Titel: Eine neue mechanische Vorrichtung zur abwechselnden Bewegung.
Autor: Anonymus
Fundstelle: 1829, Band 32, Nr. XIII. (S. 84–85)
URL: http://dingler.culture.hu-berlin.de/article/pj032/ar032013

XIII. Eine neue mechanische Vorrichtung zur abwechselnden Bewegung.

Aus dem Mechanics' Magazine N. 288. 14. Februar. 1829. S. 1.

Mit Abbildungen auf Tab. IV.

Ein Hr. D –, der sehr richtig bemerkt, daß die vergeblichen Bemühungen einiger Mechaniker und Physiker, ein Perpetuum Mobile herzustellen, zuweilen eben so einige nüzliche mechanische Vorrichtungen auf die Welt brachten, wie die Versuche der Alchymisten, den Merkurius zu fixiren und Gold zu machen, uns einige brauchbare Arzeneien lieferten, beschreibt folgenden Apparat.

Auf dem Fußgestelle, A, Fig. 9 stehen zwei senkrechte Bretchen, B, B, deren jedes in gleicher Höhe vom Fußgestelle mit einem Loche, c, c, zur Aufnahme der Achse, d, d, versehen ist, und dadurch e, e, und f, f, zugleich mit dem Rahmen, g, g, g, im Gleichgewichte hält.
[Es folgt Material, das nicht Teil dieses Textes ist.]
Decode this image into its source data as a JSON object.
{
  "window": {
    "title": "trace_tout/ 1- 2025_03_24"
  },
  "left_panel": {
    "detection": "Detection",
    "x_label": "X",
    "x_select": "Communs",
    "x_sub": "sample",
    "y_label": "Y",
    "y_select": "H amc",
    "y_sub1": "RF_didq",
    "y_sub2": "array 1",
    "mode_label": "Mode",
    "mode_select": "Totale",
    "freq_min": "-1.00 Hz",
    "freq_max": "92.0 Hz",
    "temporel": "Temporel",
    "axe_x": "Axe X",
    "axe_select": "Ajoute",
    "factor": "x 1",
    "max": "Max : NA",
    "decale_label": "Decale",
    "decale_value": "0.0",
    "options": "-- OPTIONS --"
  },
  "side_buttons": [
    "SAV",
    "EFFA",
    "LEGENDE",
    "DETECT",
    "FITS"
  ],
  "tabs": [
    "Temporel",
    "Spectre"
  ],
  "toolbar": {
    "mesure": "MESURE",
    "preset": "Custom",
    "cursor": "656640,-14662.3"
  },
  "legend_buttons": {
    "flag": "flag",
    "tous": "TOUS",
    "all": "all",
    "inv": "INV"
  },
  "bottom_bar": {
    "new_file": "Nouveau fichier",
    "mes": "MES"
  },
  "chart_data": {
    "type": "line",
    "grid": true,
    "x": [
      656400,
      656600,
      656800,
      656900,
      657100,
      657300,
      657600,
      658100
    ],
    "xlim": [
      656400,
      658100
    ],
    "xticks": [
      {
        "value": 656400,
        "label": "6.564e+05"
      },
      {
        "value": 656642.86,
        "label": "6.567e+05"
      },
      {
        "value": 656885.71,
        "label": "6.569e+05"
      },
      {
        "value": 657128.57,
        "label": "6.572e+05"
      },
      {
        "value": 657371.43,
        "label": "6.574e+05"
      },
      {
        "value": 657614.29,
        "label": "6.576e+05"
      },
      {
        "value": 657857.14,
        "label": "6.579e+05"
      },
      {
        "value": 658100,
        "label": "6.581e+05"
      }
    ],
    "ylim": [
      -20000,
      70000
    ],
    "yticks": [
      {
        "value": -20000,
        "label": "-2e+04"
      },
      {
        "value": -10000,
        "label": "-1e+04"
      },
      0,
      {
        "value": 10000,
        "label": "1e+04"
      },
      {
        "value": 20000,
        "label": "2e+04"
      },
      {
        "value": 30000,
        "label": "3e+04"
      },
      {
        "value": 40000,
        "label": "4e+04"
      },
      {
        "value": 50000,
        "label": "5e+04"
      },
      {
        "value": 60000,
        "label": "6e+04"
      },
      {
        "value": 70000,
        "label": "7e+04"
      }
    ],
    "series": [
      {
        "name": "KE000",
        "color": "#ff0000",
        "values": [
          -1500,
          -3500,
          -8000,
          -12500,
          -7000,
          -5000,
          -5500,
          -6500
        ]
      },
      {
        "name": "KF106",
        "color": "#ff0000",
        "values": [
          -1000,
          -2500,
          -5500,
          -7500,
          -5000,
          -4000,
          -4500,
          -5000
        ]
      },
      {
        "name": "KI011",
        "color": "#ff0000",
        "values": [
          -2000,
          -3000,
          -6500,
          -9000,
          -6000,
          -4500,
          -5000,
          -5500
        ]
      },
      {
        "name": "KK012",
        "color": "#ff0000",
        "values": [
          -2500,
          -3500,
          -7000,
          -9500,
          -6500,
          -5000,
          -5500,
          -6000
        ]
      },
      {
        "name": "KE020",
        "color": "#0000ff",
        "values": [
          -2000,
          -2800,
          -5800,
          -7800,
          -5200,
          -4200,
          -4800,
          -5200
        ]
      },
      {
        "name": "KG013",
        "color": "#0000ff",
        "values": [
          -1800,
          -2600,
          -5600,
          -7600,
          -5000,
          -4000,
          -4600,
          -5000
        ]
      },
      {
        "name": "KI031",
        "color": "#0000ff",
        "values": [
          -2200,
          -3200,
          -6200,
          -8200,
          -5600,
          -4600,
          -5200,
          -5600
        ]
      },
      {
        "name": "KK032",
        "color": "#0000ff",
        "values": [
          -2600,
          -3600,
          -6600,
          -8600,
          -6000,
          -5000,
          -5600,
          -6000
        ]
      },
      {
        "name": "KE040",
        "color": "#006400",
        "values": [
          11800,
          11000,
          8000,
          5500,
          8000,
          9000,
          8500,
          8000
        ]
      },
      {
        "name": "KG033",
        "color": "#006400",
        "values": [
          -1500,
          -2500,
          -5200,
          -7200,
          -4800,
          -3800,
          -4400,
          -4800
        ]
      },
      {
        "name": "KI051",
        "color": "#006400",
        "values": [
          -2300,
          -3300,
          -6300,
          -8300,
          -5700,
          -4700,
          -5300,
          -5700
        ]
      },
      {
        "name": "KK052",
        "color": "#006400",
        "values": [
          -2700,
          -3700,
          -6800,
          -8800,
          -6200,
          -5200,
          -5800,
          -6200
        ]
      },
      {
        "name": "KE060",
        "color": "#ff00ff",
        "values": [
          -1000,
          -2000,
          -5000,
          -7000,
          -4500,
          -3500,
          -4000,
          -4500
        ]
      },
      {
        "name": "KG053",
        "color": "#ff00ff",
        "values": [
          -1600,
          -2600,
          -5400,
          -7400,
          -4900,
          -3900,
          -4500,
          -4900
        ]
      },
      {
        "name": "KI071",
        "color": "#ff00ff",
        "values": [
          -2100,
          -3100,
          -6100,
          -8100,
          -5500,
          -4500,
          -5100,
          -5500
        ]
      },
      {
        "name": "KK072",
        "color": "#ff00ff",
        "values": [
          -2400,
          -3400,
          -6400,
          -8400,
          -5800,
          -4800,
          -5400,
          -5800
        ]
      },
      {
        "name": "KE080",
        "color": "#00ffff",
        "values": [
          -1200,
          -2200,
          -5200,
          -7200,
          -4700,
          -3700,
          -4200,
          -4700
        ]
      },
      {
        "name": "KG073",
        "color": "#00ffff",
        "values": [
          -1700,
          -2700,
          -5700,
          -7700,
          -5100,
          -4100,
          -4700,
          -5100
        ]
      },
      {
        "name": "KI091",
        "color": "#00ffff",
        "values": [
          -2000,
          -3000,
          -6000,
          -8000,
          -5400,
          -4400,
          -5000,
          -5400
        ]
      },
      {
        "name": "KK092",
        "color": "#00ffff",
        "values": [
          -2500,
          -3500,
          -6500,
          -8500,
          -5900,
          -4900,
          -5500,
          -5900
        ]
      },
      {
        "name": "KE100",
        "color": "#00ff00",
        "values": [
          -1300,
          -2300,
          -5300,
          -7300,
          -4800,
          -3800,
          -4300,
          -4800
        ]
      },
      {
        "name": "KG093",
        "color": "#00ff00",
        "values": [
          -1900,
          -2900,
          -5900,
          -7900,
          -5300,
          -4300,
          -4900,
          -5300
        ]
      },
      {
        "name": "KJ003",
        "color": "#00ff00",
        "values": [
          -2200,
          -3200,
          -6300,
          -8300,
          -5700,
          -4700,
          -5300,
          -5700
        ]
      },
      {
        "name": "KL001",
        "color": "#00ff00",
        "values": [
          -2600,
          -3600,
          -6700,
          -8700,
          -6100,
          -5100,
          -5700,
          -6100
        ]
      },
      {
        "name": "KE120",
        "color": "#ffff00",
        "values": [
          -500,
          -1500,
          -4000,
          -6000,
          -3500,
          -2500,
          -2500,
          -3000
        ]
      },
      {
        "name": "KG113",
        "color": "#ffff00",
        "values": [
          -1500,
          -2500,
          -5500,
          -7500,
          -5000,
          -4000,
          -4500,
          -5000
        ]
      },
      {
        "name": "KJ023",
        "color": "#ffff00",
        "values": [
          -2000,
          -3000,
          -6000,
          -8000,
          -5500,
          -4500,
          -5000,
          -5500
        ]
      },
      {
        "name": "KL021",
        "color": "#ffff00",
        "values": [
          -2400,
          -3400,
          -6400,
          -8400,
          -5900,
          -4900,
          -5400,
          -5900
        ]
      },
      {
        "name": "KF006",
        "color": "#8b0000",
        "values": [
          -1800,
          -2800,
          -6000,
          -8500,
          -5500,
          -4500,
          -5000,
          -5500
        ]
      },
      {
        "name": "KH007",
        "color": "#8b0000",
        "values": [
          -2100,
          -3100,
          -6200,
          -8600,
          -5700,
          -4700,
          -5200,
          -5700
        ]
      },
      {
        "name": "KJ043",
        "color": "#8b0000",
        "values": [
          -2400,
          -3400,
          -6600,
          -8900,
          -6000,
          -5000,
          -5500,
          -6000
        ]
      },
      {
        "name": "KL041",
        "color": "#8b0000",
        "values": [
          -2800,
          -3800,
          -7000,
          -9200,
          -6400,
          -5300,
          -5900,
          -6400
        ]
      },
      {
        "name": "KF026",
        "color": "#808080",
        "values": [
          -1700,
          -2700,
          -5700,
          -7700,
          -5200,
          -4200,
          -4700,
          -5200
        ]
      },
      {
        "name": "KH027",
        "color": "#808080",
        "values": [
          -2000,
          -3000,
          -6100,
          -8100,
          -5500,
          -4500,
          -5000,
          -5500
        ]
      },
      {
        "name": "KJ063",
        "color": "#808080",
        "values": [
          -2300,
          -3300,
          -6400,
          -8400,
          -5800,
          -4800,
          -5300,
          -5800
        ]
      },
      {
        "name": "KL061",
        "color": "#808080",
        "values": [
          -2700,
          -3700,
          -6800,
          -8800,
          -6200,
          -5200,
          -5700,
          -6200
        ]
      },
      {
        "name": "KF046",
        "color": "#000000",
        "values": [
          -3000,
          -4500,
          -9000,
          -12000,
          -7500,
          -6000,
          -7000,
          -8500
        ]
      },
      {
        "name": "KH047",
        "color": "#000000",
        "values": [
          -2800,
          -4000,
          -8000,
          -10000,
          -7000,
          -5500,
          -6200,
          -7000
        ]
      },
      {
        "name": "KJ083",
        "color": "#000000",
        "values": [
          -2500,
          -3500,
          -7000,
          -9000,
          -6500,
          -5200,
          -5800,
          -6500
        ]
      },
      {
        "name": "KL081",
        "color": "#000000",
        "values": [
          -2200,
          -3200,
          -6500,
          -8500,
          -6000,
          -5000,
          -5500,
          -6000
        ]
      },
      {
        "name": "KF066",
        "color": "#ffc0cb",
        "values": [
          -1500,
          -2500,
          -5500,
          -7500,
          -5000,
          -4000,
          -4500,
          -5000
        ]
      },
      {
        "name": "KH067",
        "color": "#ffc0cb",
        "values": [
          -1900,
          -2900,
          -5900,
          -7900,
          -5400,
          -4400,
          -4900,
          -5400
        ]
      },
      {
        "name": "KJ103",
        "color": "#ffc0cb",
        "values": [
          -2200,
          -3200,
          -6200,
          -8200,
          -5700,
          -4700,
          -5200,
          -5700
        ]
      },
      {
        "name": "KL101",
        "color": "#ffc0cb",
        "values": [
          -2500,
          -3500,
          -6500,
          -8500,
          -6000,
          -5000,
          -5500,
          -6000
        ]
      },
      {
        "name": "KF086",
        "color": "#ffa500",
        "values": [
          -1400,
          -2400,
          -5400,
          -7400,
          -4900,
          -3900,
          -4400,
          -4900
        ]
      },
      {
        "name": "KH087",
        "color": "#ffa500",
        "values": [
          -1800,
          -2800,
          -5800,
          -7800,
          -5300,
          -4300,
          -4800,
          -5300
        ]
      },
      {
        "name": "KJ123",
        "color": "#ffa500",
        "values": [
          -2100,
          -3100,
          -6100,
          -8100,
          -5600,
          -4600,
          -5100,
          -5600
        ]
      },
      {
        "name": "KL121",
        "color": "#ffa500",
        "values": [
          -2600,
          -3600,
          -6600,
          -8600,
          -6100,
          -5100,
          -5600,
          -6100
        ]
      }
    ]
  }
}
In diesem Rahmen wird e, e, bei h, und f, f, bei i, i, im Gleichgewichte gehalten. e, e, ist eine gläserne Röhre mit drei messingenen Ringen, e, h, e, und f, f, eine metallne Schiene mit einer Längenfurche, in welcher eine messingene Kugel läuft. Die Enden von e, e, und f, f, sind mittelst einer dünnen Metall-Stange, k, l, m, verbunden, die bei k, m, und auch in ihrer Mitte bei l, beweglich ist, wo die Biegung derselben durch die Zaken, die dem Gliede, m, angehören, beschränkt wird.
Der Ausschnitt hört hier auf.